Airport imposes new ethics policies

New ethics and whistle-blower policies are going into effect at Blue Grass Airport.

Rank-and-file employees, as well as airport executives and board members, have been asked in recent days to sign the ethics policy, which includes sections on gifts, nepotism, record keeping, government investigations, conflict-of-interest issues and use of airport property, equipment and personnel.

Airport attorney Thomas Halbleib said the whistle-blower policy, under which airport employees may report anonymously any questionable practices at the airport, has not generated any complaints. The policy went into effect several weeks ago.

Global Compliance, an independent third-party agency, is providing whistle-blower services. The airport's cost for this service is $895 a year, plus a one-time set-up fee of $1,495.

The institution of new policies and practices at the airport have been in the works for several months as the airport tries to recover from a scandal that resulted in four top officials leaving their jobs. Executive director Michael Gobb and directors John Coon, John Rhodes and John Slone resigned in January amid questions about their spending of airport money.

"We want to do all that we can to make this airport more effective and more efficient," board member Roszalyn Akins said Wednesday before the airport board voted on eight recommendations by its Internal Affairs Committee, which she heads. Among the recommendations was that the manager of administration position be eliminated.

Board members voted unanimously to eliminate that job by June 30. Debbie Kelly, who has filled the post for several years, was making $79,000-plus a year.

A consulting firm had recommended that Kelly's job be "recast" as the position of executive assistant, with a pay range of $50,000 to $60,000.

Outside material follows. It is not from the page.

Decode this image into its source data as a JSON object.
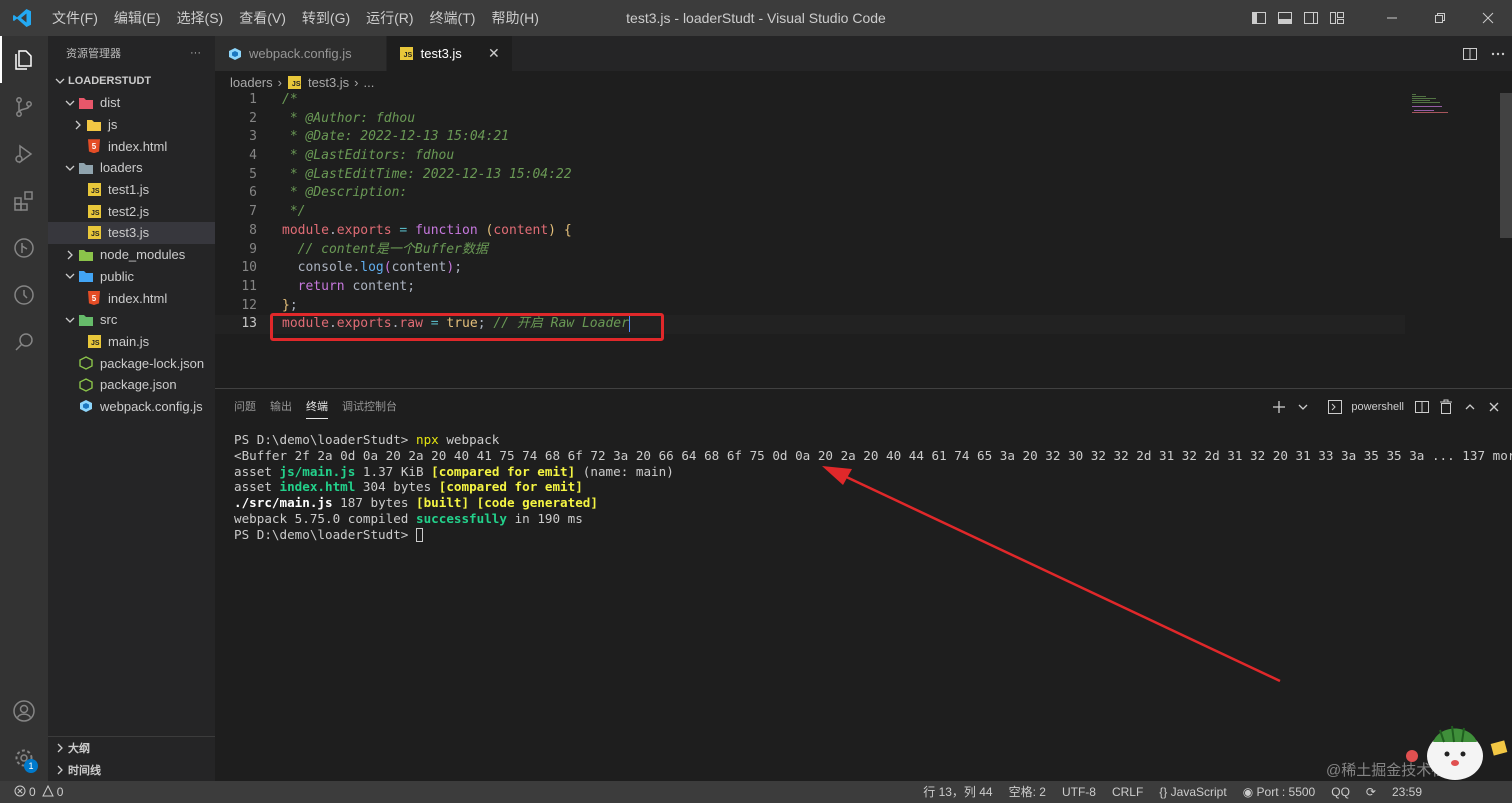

Kelly, who has been absent from work this week and was not at the meeting, is still on the airport's payroll.

Airport marketing and community relations director Brian Ellestad learned at the meeting that his pay would be reduced from more than $135,000 a year to between $90,000 and $120,000. Also, Ellestad, who previously had unrestricted use of an airport vehicle, will be given a $400-a-month vehicle allowance.

The board voted unanimously for those changes, which will apply not only to Ellestad but also to others at the same management level.

The board also voted unanimously for a salary range of $135,000 to $165,000 a year and a vehicle allowance of $600 a month for the airport's executive director. Gobb made nearly $220,000 a year. Interim executive director Eric Frankl is making $192,000.